For disclosure, I'm rather new to Haskell and am figuring out the syntax. Let me illustrate my question with an example. Let's say you have a function which returns a tuple of several values or a data type with multiple fields.
let
tuple = functionWhichReturnsTuple
value1 = fst tuple
value2 = snd tuple
in
otherFunction value1 value2
Once the line in the in
block is executed, would functionWhichReturnsTuple
be called twice, once for value1
and once for value2
? If so, what would be a better method of extracting multiple values at once without initiating multiple function calls?
This is indeed a subtle point. The key facts to remember here are:
From the point of view of the result, i.e. the semantics, it is irrelevant how many times functionWhichReturnsTuple
is called: even if the functionWhichReturnsTuple
is called twice, it will always return the same result since Haskell is referentially transparent. This is the main feature of pure functional programming: functions always return the same result when called with the same arguments.
From the point of view of performance, instead, it does matter. Calling a function more times means recomputing the same result, so it can slow down the program dramatically. If that happens at every step of a recursive function, the complexity might blow up from linear to exponential.
Now, the compiler tries to optimize performance, hence it will prefer avoiding recomputing results when possible. Except in a few obscure cases, it will compute definitions x = ....

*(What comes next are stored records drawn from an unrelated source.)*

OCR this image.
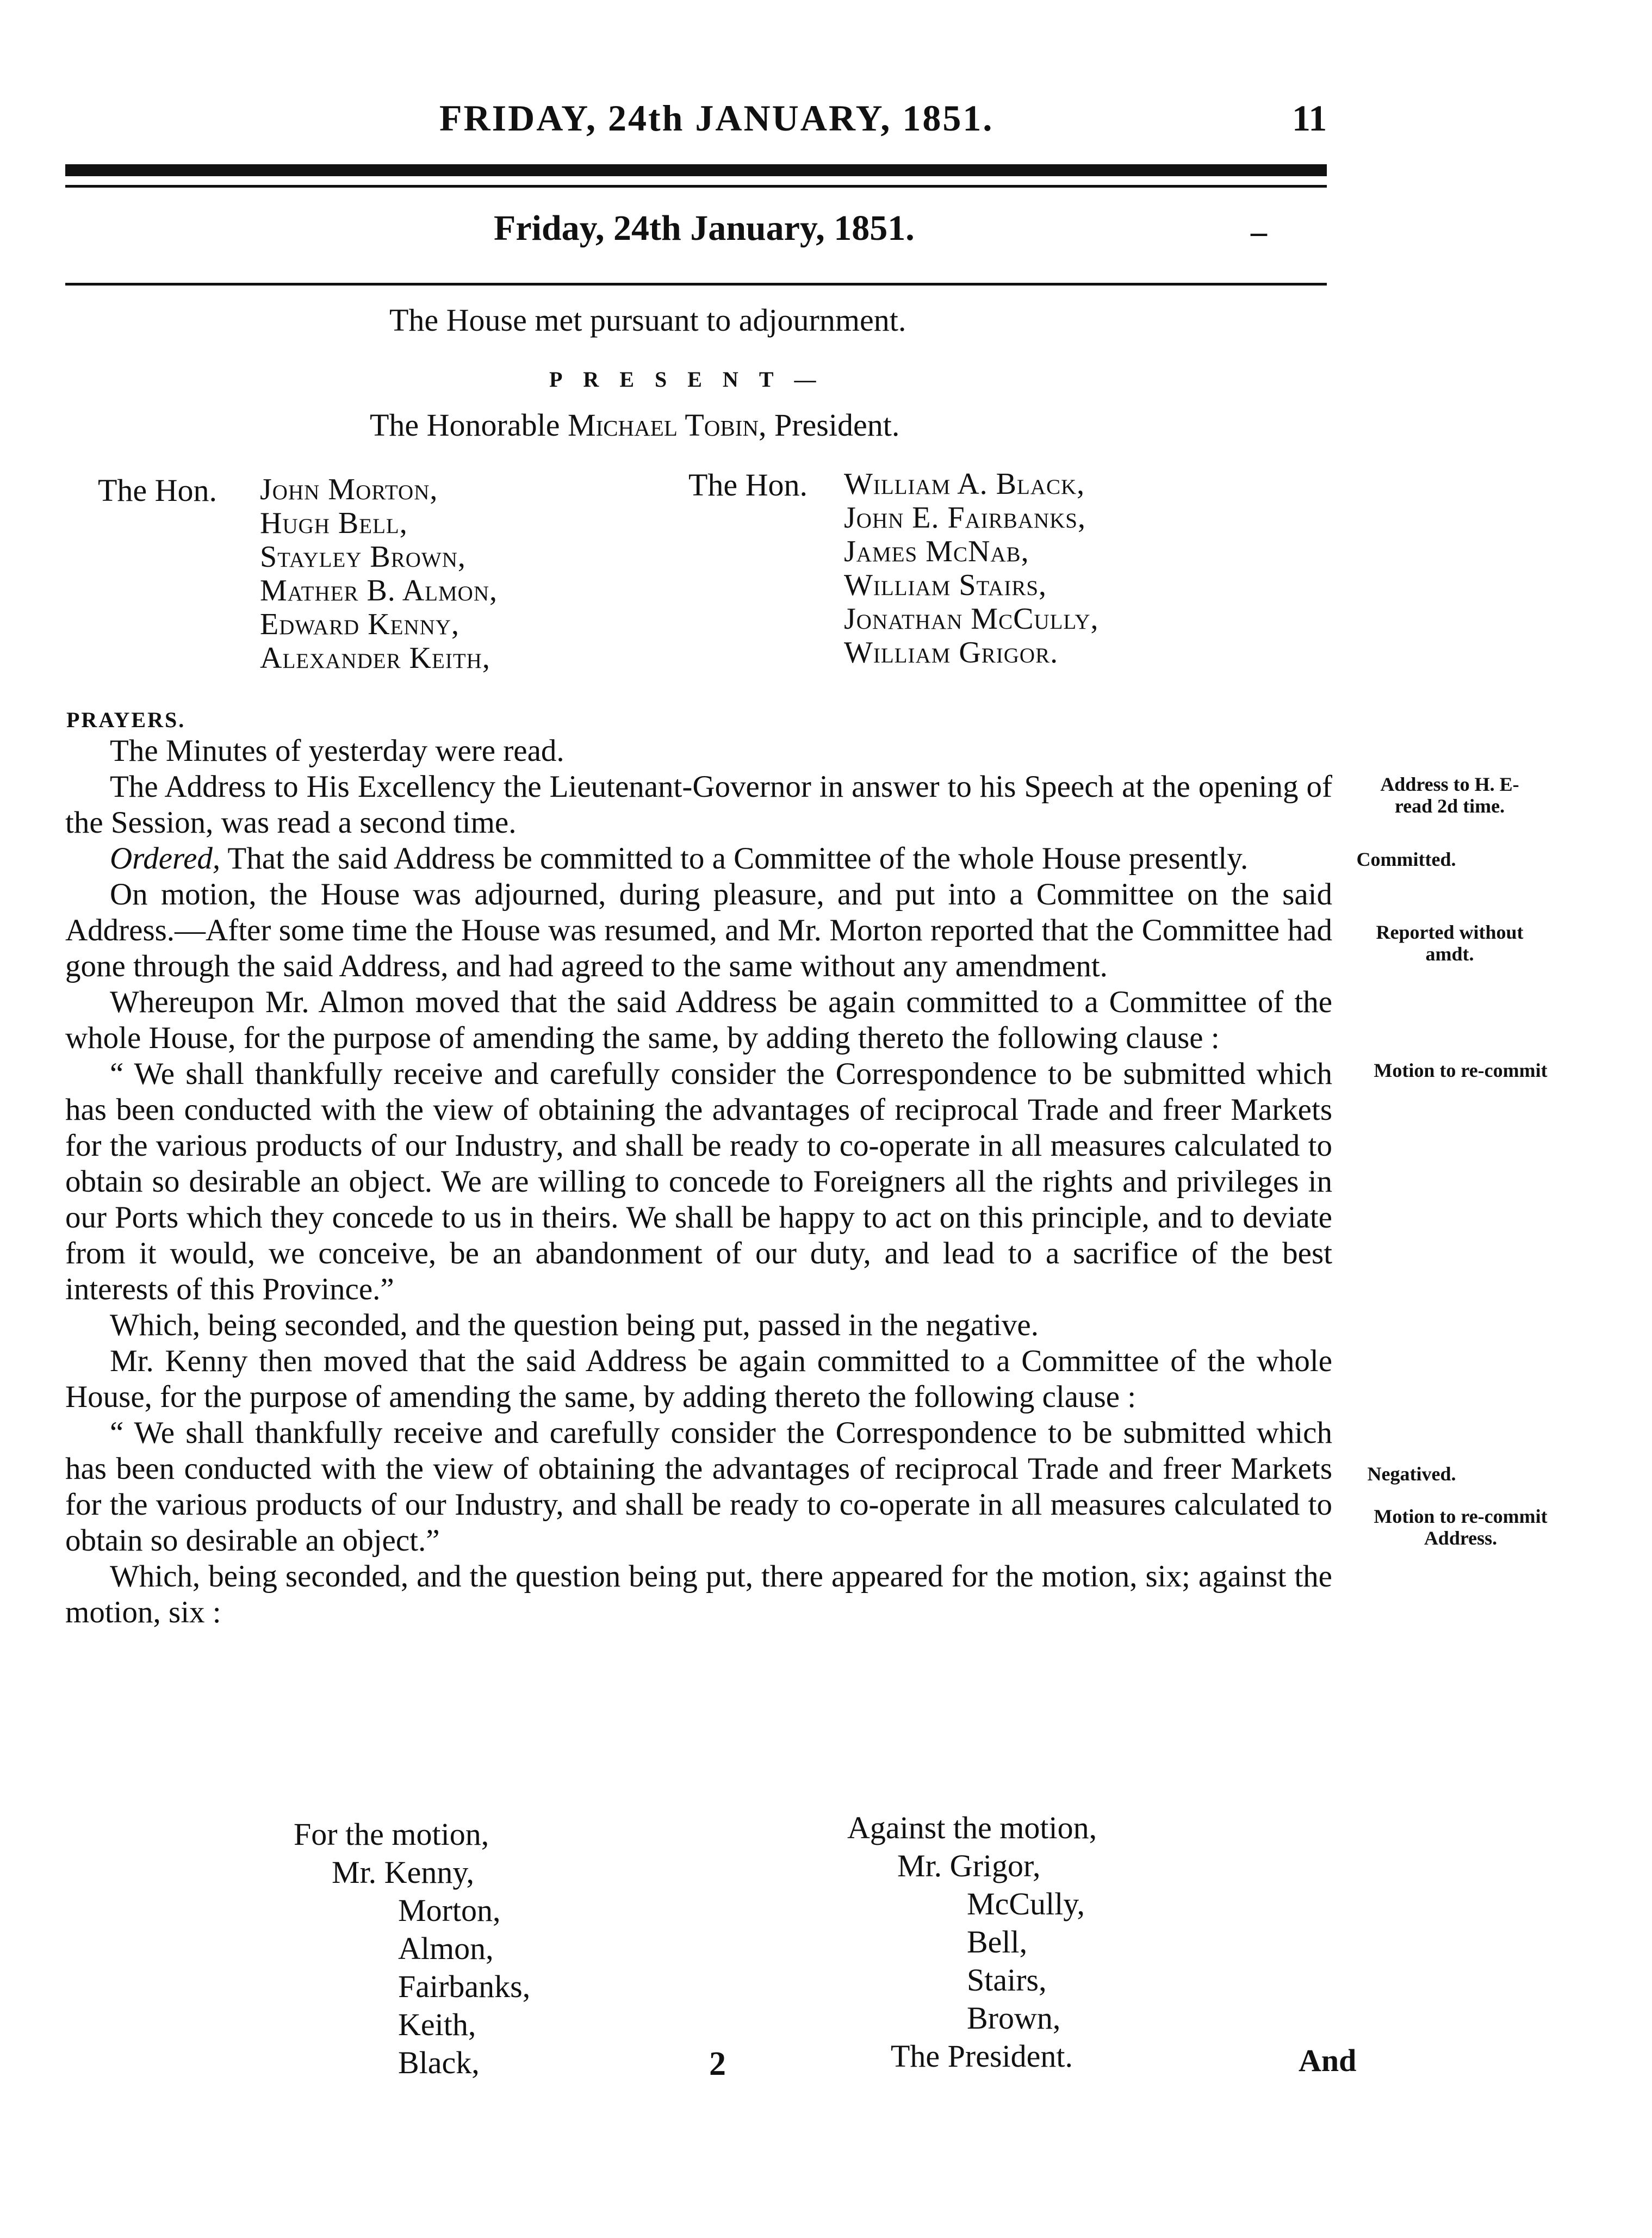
FRIDAY, 24th JANUARY, 1851.	11
Friday, 24th January, 1851.	–
The House met pursuant to adjournment.
PRESENT—
The Honorable Michael Tobin, President.
The Hon. John Morton,
Hugh Bell,
Stayley Brown,
Mather B. Almon,
Edward Kenny,
Alexander Keith,
The Hon. William A. Black,
John E. Fairbanks,
James McNab,
William Stairs,
Jonathan McCully,
William Grigor.
PRAYERS.

The Minutes of yesterday were read.

The Address to His Excellency the Lieutenant-Governor in answer to his Speech at the opening of the Session, was read a second time.

Ordered, That the said Address be committed to a Committee of the whole House presently.

On motion, the House was adjourned, during pleasure, and put into a Committee on the said Address.—After some time the House was resumed, and Mr. Morton reported that the Committee had gone through the said Address, and had agreed to the same without any amendment.

Whereupon Mr. Almon moved that the said Address be again committed to a Committee of the whole House, for the purpose of amending the same, by adding thereto the following clause :

“ We shall thankfully receive and carefully consider the Correspondence to be submitted which has been conducted with the view of obtaining the advantages of reciprocal Trade and freer Markets for the various products of our Industry, and shall be ready to co-operate in all measures calculated to obtain so desirable an object. We are willing to concede to Foreigners all the rights and privileges in our Ports which they concede to us in theirs. We shall be happy to act on this principle, and to deviate from it would, we conceive, be an abandonment of our duty, and lead to a sacrifice of the best interests of this Province.”

Which, being seconded, and the question being put, passed in the negative.

Mr. Kenny then moved that the said Address be again committed to a Committee of the whole House, for the purpose of amending the same, by adding thereto the following clause :

“ We shall thankfully receive and carefully consider the Correspondence to be submitted which has been conducted with the view of obtaining the advantages of reciprocal Trade and freer Markets for the various products of our Industry, and shall be ready to co-operate in all measures calculated to obtain so desirable an object.”

Which, being seconded, and the question being put, there appeared for the motion, six; against the motion, six :

Address to H. E-
read 2d time.
Committed.
Reported without
amdt.
Motion to re-commit
Negatived.
Motion to re-commit
Address.
For the motion,
Mr. Kenny,
Morton,
Almon,
Fairbanks,
Keith,
Black,
Against the motion,
Mr. Grigor,
McCully,
Bell,
Stairs,
Brown,
The President.
2	And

only once. Let's consider your code:
tuple = functionWhichReturnsTuple
value1 = fst tuple
value2 = snd tuple
In Haskell, computation is triggered from outside, when a value is demanded: it might be because of pattern matching, because of some strict function (like +
on Int
s), because we are going to print a value on screen, etc.
Let's say value1
is demanded. GHC then computes fst tuple
, which in turn will demand tuple
to be computed, forcing the evaluation of functionWhichReturnsTuple
. When that, say, returns (2,73)
GHC effectively rewrites the definition to store the result:
tuple = (2, 73)
value1 = 2
value2 = snd tuple -- still to be evaluated
In this way, if later on value2
is demanded as well, we can access the already-computed tuple
and get 73
. No recomputation of the function.
(Nitpick: above I neglected the fact that, because of laziness, tuples might have only one component evaluated. But that's not really relevant for this question.)
Finally, above I mentioned "a few obscure cases". There are cases where the optimizer can not call the function only once. That might happen when the function is polymorphic ("generic"). Consider this code:
dup :: a -> (a,a)
dup x = (x,x)
tuple :: forall a . Num a => (a,a)
tuple = dup (1+2)
value1 :: forall a . Num a => a
value1 = fst tuple
value2 :: forall a . Num a => a
value2 = snd tuple
Here, types are polymorphic (forall a . ...
), and it's perfectly possible that later on we choose two distinct types for value1
and value2
!
For instance in print (value1 :: Int, value2 :: Double)
.
In this case, we must compute (1+2)
both on Int
s and on Double
s. Optimization can not prevent that. dup
also has to be called twice.
The problem here is that polymorphic values may look like plain values but are functions in disguise. tuple
above acts like a function, expecting to be passed the type a
, and returning a tuple inside that type. Above we saw that the definition of tuple
was rewritten, but that only happened because it was a non-function value: GHC does not attempt to rewrite the definition of functions, since next time they might be called with different arguments.
Since polymorphic values are disguised functions, they do not get rewritten and they are recomputed at each use.
Lastly, note that the Haskell definition does not mandate that recomputing happens or that it does not happen. The GHC optimizer is completely free to do anything, so what we discussed above is not completely set in stone. Usually, the optimizer does a great job. It always avoids to recompute non-polymorphic values. In some cases, it might even avoid recomputing polymorphic ones, but we should not rely on that too much.